Charlotte gazed back at Majel and knew the knowledge must gleam in her eyes.  As the queen had surely intended, else why had she dropped that little fact about Charlotte’s own technology being used?  She’d never have taken a closer look at the body parts otherwise.  Watching the cold political mask harden on the other woman’s face, Charlotte could almost sense the shifting of the ground beneath her feet, the glide of one pawn to another spot on the board.

I’ve always been a threat to her because I knew her weaknesses.  Now, I’m a liability. With my backing, MIGS could denounce House Krowe and set their own queen on the throne.

Majel turned her attention to the stack of official documents and datapads waiting for her attention.  “That will be all, Wyre.”

After a decade and more in service, Charlotte had been dismissed.  Perhaps not publicly, not yet, but Queen Majel had made her decision.  For all Charlotte knew, her death sentence had already been drafted, awaiting the queen’s final stamp of approval in that very stack of documents.  Thousands of Queen’s Ravens were stationed in House Krowe’s stronghold as well as throughout Londonium.

I might not even make it out of Winsor alive.
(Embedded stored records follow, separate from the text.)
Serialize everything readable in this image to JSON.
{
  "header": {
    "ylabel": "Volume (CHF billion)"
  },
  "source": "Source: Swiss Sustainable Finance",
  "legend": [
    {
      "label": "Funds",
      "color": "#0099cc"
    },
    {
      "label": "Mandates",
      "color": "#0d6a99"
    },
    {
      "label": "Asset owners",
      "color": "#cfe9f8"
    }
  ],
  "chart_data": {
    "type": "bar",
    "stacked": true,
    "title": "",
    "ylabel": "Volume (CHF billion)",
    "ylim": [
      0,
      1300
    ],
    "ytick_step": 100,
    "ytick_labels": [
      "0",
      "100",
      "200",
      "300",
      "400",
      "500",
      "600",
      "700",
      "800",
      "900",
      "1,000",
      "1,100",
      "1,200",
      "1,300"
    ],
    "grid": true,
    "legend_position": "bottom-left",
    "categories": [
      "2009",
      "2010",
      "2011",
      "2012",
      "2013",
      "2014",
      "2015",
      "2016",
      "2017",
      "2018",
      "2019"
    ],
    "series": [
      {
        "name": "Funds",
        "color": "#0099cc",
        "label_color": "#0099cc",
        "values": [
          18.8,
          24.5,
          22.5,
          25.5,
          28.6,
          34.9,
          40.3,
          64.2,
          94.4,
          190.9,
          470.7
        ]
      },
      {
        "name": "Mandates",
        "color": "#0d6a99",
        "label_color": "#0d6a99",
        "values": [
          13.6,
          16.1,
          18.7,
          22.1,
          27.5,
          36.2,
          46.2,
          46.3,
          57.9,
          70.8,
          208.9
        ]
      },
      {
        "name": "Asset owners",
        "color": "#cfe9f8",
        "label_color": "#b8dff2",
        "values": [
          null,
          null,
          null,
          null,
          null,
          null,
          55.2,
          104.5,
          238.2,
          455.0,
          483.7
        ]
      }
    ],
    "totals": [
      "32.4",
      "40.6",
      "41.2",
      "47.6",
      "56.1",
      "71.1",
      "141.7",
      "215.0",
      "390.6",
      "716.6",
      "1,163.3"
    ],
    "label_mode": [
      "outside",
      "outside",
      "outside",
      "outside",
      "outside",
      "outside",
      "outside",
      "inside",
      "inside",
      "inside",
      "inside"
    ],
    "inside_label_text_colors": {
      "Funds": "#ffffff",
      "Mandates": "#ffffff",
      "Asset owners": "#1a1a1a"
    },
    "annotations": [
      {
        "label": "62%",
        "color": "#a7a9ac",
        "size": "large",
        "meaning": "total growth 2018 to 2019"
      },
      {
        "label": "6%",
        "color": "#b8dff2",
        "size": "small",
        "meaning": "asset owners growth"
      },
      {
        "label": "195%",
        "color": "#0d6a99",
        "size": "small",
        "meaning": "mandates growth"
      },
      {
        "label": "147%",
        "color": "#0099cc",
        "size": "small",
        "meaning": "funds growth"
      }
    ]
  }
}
4 thoughts on “Friday Snippet: Lady Wyre’s Regret

  1. fantastic!!! Now i’m ready to start the book. *g* Thank you

  2. Thank you, Caroline! Hope you enjoy it!

  3. :happy sigh: Can’t wait for this story.

  4. “There must be some kinda way outta here!” said the Joker to the Thief….

    You might wanna give “All Along the Watchtower” a listen, Sis. It has that kind of “how can this be happening?” feel to it. Plus, hey, it’s Jimi Hendrix. How much better can it get?